When dealing with the Organisation, it is important to appreciate that it decides on every aspect of its work programme and budget by reaching to the furthest extent possible consensus among its Members.[2] This consensus-based approach has been chosen not without reason. While much effort may be exerted to achieve consensus, and achieving it may take longer, consensus-based decision making ensures the maximum buy-in of the Members in the outcomes produced by the HCCH. This buy-in becomes very clear in the Organisation’s premier decision-making bodies, the Diplomatic Sessions, which adopt the HCCH’s multilateral Conventions; the Council on General Affairs and Policy (CGAP), the “engine room” which determines the Organisation’s annual work programme; and the Council of Diplomatic Representative (CDR), which takes important financial and budgetary decisions. A common saying in all bodies, but also in Working and Experts’ Groups, is: nothing is agreed, until everything is agreed; and everything is agreed by consensus.[3]

This consensus-based approach to the multilateral work of the HCCH has been highly successful for the Organisation. It ensured that the development of private international law rules remained based on expertise and enjoys significant buy-in. But the HCCH is unlikely to be immune from the challenges to building consensus as experienced by other international organisations. Therefore, it will remain important for the HCCH to constantly review and, if necessary, to adapt its consensus-based approach to decision-making. This will be paramount so that the HCCH continues Asser’s vision that a peaceful and professional forum develops multilaterally unified private international law.

Final remarks

Overall, and despite some regions not yet as connected to the HCCH as they perhaps should be, the HCCH is now a global organisation for the unification of private international law.
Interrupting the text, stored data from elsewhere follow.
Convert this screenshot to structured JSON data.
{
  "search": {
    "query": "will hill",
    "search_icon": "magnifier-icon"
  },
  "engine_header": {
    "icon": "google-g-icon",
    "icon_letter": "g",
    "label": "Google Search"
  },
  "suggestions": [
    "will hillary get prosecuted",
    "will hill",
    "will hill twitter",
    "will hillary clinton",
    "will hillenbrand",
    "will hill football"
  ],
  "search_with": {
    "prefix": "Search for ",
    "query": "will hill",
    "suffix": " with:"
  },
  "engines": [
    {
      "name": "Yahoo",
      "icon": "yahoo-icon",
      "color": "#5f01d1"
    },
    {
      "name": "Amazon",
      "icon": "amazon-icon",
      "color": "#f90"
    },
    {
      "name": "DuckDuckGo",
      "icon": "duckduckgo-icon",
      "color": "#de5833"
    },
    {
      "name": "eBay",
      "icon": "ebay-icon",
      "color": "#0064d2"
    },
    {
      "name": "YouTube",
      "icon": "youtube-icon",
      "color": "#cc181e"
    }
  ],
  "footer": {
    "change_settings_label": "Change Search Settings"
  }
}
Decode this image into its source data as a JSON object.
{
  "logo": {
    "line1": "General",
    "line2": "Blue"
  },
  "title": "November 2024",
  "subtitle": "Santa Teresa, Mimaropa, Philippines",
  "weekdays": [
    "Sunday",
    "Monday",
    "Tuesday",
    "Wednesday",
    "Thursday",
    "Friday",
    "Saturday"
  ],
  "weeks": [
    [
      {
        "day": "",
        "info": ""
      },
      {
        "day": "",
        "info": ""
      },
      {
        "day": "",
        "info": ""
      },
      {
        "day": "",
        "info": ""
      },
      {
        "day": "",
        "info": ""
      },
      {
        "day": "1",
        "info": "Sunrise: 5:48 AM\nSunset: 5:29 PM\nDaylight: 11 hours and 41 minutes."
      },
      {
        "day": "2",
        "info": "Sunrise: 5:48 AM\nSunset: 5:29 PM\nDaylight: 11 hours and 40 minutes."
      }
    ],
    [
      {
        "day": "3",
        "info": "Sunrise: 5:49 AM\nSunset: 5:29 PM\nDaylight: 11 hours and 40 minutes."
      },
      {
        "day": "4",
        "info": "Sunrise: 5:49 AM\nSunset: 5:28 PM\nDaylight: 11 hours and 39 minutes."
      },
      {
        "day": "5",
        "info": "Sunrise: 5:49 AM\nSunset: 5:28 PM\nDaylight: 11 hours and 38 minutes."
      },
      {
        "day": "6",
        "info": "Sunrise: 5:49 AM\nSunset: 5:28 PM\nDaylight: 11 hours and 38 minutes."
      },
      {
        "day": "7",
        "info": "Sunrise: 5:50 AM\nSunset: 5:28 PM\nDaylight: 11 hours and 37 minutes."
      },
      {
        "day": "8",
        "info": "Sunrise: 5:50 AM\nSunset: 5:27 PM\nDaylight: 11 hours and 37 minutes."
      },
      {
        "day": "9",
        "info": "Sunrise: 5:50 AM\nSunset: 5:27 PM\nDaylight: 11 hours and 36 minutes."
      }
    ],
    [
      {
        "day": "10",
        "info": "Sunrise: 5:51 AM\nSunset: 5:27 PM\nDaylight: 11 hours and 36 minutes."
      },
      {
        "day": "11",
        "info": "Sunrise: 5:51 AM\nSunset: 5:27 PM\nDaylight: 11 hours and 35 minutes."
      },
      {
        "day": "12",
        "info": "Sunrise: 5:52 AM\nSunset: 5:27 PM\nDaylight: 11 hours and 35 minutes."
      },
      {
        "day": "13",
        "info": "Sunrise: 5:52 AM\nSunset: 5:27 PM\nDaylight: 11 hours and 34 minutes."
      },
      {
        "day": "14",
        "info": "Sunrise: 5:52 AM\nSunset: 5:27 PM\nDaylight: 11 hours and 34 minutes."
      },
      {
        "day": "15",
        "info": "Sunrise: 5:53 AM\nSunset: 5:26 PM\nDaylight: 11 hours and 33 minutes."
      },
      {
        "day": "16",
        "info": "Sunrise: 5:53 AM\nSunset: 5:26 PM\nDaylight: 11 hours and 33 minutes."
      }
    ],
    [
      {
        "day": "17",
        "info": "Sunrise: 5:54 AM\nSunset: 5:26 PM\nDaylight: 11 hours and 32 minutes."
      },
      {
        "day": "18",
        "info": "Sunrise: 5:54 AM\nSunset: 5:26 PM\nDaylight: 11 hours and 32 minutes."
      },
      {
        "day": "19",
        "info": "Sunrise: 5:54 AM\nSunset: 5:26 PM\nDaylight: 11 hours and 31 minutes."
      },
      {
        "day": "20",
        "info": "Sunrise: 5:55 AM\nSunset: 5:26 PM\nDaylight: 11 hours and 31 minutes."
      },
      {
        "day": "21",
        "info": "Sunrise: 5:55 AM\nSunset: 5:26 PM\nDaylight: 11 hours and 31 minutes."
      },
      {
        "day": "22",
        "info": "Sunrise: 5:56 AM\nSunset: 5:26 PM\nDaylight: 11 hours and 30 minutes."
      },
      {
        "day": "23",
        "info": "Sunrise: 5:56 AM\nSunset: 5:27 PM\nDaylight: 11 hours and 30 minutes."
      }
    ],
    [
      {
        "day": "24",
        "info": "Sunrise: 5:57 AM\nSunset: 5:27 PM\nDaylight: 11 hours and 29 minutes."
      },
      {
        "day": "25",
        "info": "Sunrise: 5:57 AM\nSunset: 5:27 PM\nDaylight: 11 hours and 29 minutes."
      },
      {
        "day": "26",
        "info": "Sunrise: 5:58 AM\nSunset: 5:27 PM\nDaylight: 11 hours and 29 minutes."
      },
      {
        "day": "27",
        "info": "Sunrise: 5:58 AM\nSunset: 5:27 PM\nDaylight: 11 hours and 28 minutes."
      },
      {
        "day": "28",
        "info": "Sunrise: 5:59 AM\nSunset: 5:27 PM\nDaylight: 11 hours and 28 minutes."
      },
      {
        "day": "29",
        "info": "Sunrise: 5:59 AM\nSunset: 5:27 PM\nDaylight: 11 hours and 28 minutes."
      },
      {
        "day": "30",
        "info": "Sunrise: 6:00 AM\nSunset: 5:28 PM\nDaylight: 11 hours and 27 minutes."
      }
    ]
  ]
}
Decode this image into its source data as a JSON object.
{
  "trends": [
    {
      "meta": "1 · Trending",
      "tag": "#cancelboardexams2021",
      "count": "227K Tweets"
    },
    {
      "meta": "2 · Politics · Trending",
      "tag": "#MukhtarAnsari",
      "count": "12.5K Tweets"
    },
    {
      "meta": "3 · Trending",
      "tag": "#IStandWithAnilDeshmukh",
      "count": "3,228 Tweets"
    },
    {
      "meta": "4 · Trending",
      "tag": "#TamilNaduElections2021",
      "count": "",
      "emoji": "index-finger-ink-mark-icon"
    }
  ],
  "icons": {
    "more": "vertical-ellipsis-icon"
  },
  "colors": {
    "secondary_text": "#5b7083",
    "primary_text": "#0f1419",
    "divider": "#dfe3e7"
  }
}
It is the world organisation for legal cooperation. It is 127 years old and going strong. The HCCH is highly relevant and important in an increasingly internationalised world. It is no doubt an organisation with a bright future. At a time when we are witnessing a pushback against multilateralism, the HCCH is an admirable example of the value of international cooperation and how international organisations can improve the day-to-day lives of people and enhance certainty and predictability for cross-border trade and commerce.

However, as the Companion makes apparent, while much has been done, more is required. The editors hope that the Companion will be a contribution to the understanding of the HCCH and the development of the Organisation as well as of private international law.

[1] A possible connection of the non-normative work of the HCCH is not a strategic priority of the HCCH per se but is mentioned in the Context to Strategic Priority 2. See HCCH, Strategic Plan of the HCCH 2019 – 2022 (2019) 5, <> accessed 30 April 2020.

[2] See Statute of the HCCH, Article 8(2) and Rules of Procedure of the HCCH, Rule II.H.3, available <>.

[3] The Rules of Procedure of the HCCH have rules to support voting both at meetings, i.e. at Diplomatic Sessions, CGAP and CDR, as well as by distance. See Rules of Procedure of the HCCH, Rule II.H.4 and Rule II.I.6, available <>. To the Editors’ knowledge, the HCCH has never taken a decision by vote at a meeting.